Verse 5 is pivotal: knowing God will ring down the curtain on evildoers, David realizes he’s been heard—YHWH will spare his life after all! So, his confidence spills out in joyful praise. In the ancient Middle East, the image of shepherd was always kingly, though not typically kindly, as here. David concludes by commending his deliverer to all his people and asking God to carry them in his arms whenever their strength fails.

Many today live without regard for you or your laws, God. Thank you that you hold evildoers to account. Please bring evil’s reign of terror to its swift and timely end. Thank you that you also shelter and shepherd your people. Help me to trust you to bless and care for me always. Amen.

In your free moments today, pray these words:

Rescue your chosen people
and bless your inheritance.
Be their good shepherd
and carry them in your arms forever.

Why YHWH?

Every translator of the Psalms must decide how to handle God’s personal name, YHWH or YHVH, which occurs repeatedly in its Hebrew text.
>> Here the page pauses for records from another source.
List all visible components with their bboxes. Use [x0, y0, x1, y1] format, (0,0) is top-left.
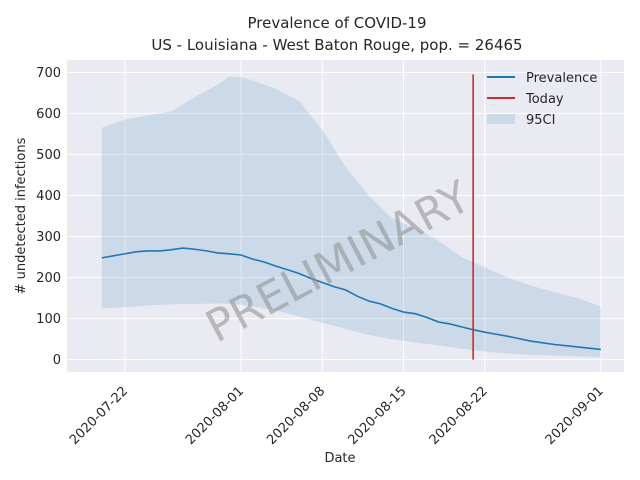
y-tick-label: 600 [36, 107, 61, 122]
ci-band-group [101, 76, 601, 358]
y-tick-label: 400 [36, 189, 61, 204]
chart-title: Prevalence of COVID-19 [247, 14, 426, 32]
legend: Prevalence Today 95CI [487, 71, 597, 128]
x-tick-label: 2020-08-01 [183, 384, 247, 448]
ci-band [101, 76, 601, 358]
x-tick-label: 2020-08-08 [264, 384, 328, 448]
y-tick-label: 200 [36, 271, 61, 286]
legend-label-today: Today [525, 92, 564, 107]
y-tick-label: 0 [53, 353, 61, 368]
chart-subtitle: US - Louisiana - West Baton Rouge, pop. … [151, 36, 522, 54]
y-tick-label: 300 [36, 230, 61, 245]
plot-area [67, 60, 624, 372]
legend-label-prevalence: Prevalence [526, 71, 597, 86]
y-axis-label: # undetected infections [14, 137, 29, 294]
x-axis-label: Date [324, 451, 355, 466]
x-tick-label: 2020-08-22 [427, 384, 491, 448]
series-lines [101, 74, 601, 360]
x-tick-label: 2020-08-15 [345, 384, 409, 448]
x-tick-labels: 2020-07-22 2020-08-01 2020-08-08 2020-08-15… [67, 384, 607, 448]
y-tick-labels: 0 100 200 300 400 500 600 700 [36, 66, 61, 368]
x-tick-label: 2020-09-01 [543, 384, 607, 448]
legend-swatch-95ci [487, 114, 515, 124]
x-tick-label: 2020-07-22 [67, 384, 131, 448]
y-tick-label: 500 [36, 148, 61, 163]
legend-label-95ci: 95CI [526, 113, 555, 128]
grid [67, 60, 624, 372]
y-tick-label: 100 [36, 312, 61, 327]
prevalence-line [101, 247, 601, 351]
y-tick-label: 700 [36, 66, 61, 81]
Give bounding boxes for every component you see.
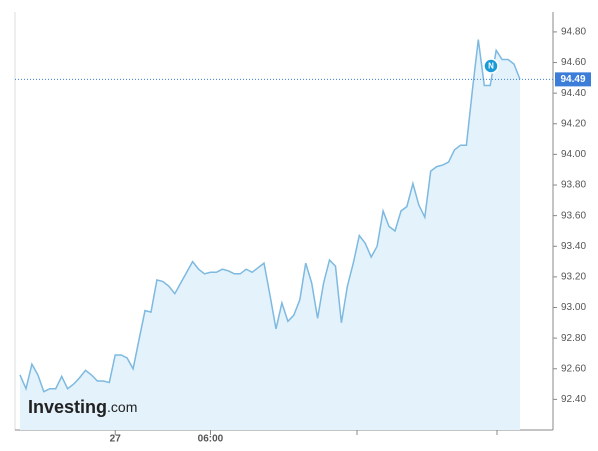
last-price-box <box>555 72 591 87</box>
y-tick-label: 92.60 <box>561 363 586 374</box>
y-tick-label: 93.60 <box>561 210 586 221</box>
y-tick-label: 93.20 <box>561 272 586 283</box>
y-tick-label: 92.80 <box>561 333 586 344</box>
x-tick-label: 06:00 <box>198 434 224 445</box>
news-marker-label: N <box>488 62 494 71</box>
y-tick-label: 94.80 <box>561 27 586 38</box>
y-tick-label: 94.20 <box>561 118 586 129</box>
price-line <box>19 39 521 393</box>
y-tick-label: 93.80 <box>561 180 586 191</box>
y-tick-label: 92.40 <box>561 394 586 405</box>
logo-suffix: .com <box>107 399 137 415</box>
y-tick-label: 93.00 <box>561 302 586 313</box>
last-price-label: 94.49 <box>560 74 585 85</box>
x-tick-label: 27 <box>110 434 122 445</box>
logo: Investing.com <box>28 397 137 417</box>
y-tick-label: 94.60 <box>561 57 586 68</box>
y-tick-label: 94.00 <box>561 149 586 160</box>
area-fill <box>20 39 520 430</box>
y-tick-label: 93.40 <box>561 241 586 252</box>
logo-name: Investing <box>28 397 107 417</box>
news-marker <box>483 58 499 74</box>
y-tick-label: 94.40 <box>561 88 586 99</box>
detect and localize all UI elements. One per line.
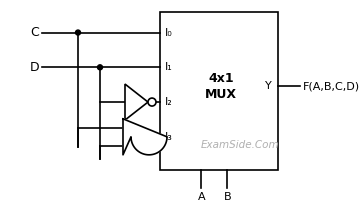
Text: Y: Y (265, 81, 272, 91)
Polygon shape (125, 84, 148, 120)
Text: A: A (197, 192, 205, 202)
Circle shape (148, 98, 156, 106)
Text: C: C (30, 26, 39, 39)
Text: MUX: MUX (205, 88, 237, 101)
Polygon shape (123, 119, 167, 155)
Text: ExamSide.Com: ExamSide.Com (201, 140, 280, 150)
Text: I₃: I₃ (165, 132, 173, 142)
Circle shape (98, 65, 103, 70)
Text: B: B (223, 192, 231, 202)
Text: F(A,B,C,D): F(A,B,C,D) (303, 81, 359, 91)
Text: D: D (30, 61, 39, 74)
Bar (160, 12, 278, 170)
Circle shape (75, 30, 80, 35)
Text: I₂: I₂ (165, 97, 173, 107)
Text: I₁: I₁ (165, 62, 173, 72)
Text: 4x1: 4x1 (209, 72, 234, 85)
Text: I₀: I₀ (165, 28, 173, 38)
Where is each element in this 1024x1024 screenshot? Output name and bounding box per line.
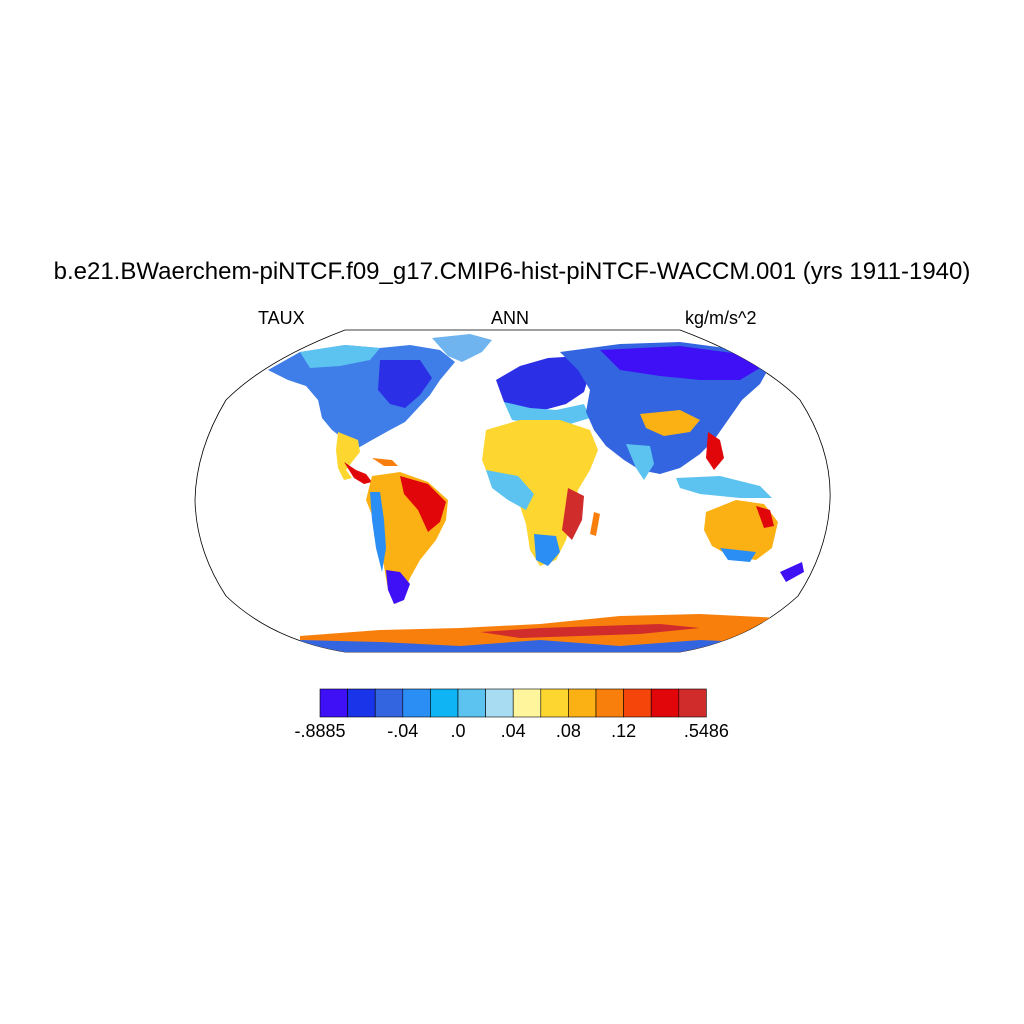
land-patagonia [386,570,410,604]
colorbar-swatch [595,688,624,718]
land-greenland [432,334,492,362]
land-siberia [600,346,760,380]
colorbar-tick-label: .04 [501,721,526,741]
colorbar-swatch [650,688,680,718]
colorbar-tick-label: .5486 [684,721,729,741]
land-madagascar [590,512,600,536]
land-canada-north [300,345,380,368]
land-europe [496,356,590,412]
land-antarctica-interior [480,624,700,638]
units-label: kg/m/s^2 [685,308,757,328]
land-mexico [336,432,360,480]
land-australia-east [756,506,774,528]
land-central-america [344,462,372,484]
land-east-asia-coast [706,432,724,470]
colorbar-swatch [512,688,542,718]
colorbar-swatch [623,688,652,718]
colorbar-swatch [430,688,459,718]
colorbar-swatch [374,688,404,718]
land-caribbean [372,458,398,466]
colorbar-swatch [457,688,486,718]
variable-label: TAUX [258,308,305,328]
land-amazon-east [400,476,446,532]
land-new-zealand [780,562,804,582]
colorbar-swatch [540,688,569,718]
land-europe-south [504,402,590,424]
colorbar-tick-label: .0 [450,721,465,741]
land-africa-south [534,534,560,566]
land-north-america-east [378,360,432,408]
colorbar-swatch [402,688,431,718]
colorbar-tick-label: .08 [556,721,581,741]
colorbar [319,688,707,718]
land-tibet [640,410,700,436]
plot-title: b.e21.BWaerchem-piNTCF.f09_g17.CMIP6-his… [53,258,971,285]
colorbar-tick-label: -.8885 [294,721,345,741]
colorbar-tick-label: .12 [611,721,636,741]
land-fields [268,334,804,652]
land-andes [370,492,386,572]
colorbar-swatch [485,688,514,718]
land-australia-south [720,548,756,562]
colorbar-tick-label: -.04 [387,721,418,741]
colorbar-swatch [678,688,707,718]
land-india [626,444,654,480]
land-africa-east [562,488,584,540]
colorbar-labels: -.8885 -.04 .0 .04 .08 .12 .5486 [294,721,728,741]
colorbar-swatch [347,688,376,718]
season-label: ANN [491,308,530,328]
land-indonesia [676,476,772,498]
land-antarctica-coast [300,640,790,652]
colorbar-swatch [568,688,597,718]
colorbar-swatch [319,688,348,718]
land-africa-west [486,470,534,510]
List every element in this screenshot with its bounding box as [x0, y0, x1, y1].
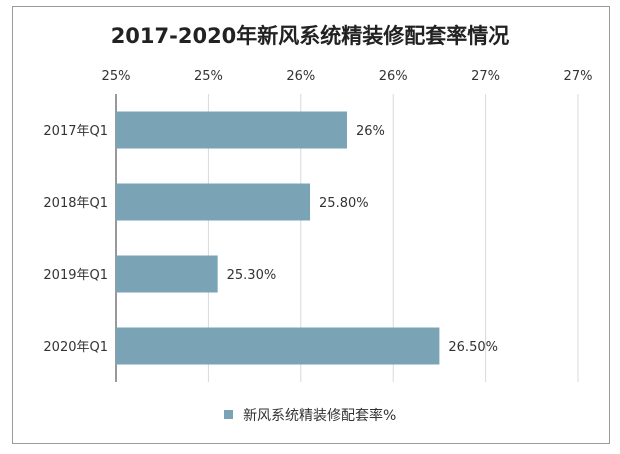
legend-swatch [223, 410, 233, 419]
data-label: 25.80% [319, 196, 369, 211]
bar [116, 255, 218, 293]
x-tick-label: 25% [194, 69, 223, 84]
data-label: 25.30% [227, 268, 277, 283]
bar [116, 111, 347, 149]
bar [116, 183, 311, 221]
legend-label: 新风系统精装修配套率% [243, 408, 397, 424]
category-label: 2017年Q1 [43, 124, 108, 139]
category-label: 2018年Q1 [43, 196, 108, 211]
data-label: 26% [356, 124, 385, 139]
chart-title: 2017-2020年新风系统精装修配套率情况 [110, 24, 510, 48]
x-tick-label: 25% [102, 69, 131, 84]
category-label: 2019年Q1 [43, 268, 108, 283]
x-tick-label: 27% [471, 69, 500, 84]
data-label: 26.50% [448, 340, 498, 355]
x-tick-label: 27% [564, 69, 593, 84]
category-label: 2020年Q1 [43, 340, 108, 355]
x-tick-label: 26% [379, 69, 408, 84]
chart-frame [12, 6, 610, 444]
bar [116, 327, 440, 365]
legend: 新风系统精装修配套率% [0, 405, 620, 425]
x-tick-label: 26% [286, 69, 315, 84]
Translators of the King James Version usually translated it “LORD” (all caps) and sometimes transliterated it (badly) as “Jehovah.” Likewise, all modern translations either translate or transliterate it. Some other options for translating it are “the Eternal,” “the Almighty,” or “the Sovereign Lord.”

While translating it aims to make it more accessible to readers, transliterating it seems to me more faithful to the text since it’s not a word at all, but rather God’s uniquely personal name. This roots it more firmly in the biblical story as the name God revealed to Moses on Mount Sinai. Meaning “the self-existent One who answers to no one,” the name YHWH set Israel’s God apart from all the gods of Israel’s neighbors.

Personal names are, well, very personal. Even the sound of a name can evoke strong emotion. I’ve chosen to transliterate only YHWH’s consonants since the earliest Hebrew manuscripts contain only consonants, the vowels being added much later. My aim in doing so is to honor God’s name and set it apart, as unique.

One problem with YHWH is that we aren’t sure how it was pronounced since Jews long ago stopped saying it out of reverence. (They read Adonai instead whenever they come to YHWH in the text.) I take the advice of my esteemed Hebrew professor, Raymond Dillard, who advocated pronouncing it as Yahveh (Yah·vay). He favored that over the standard Yahweh since the modern Hebrew pronunciation of its third consonant makes the name sound more robustly Jewish. It also makes it sound more robust, period.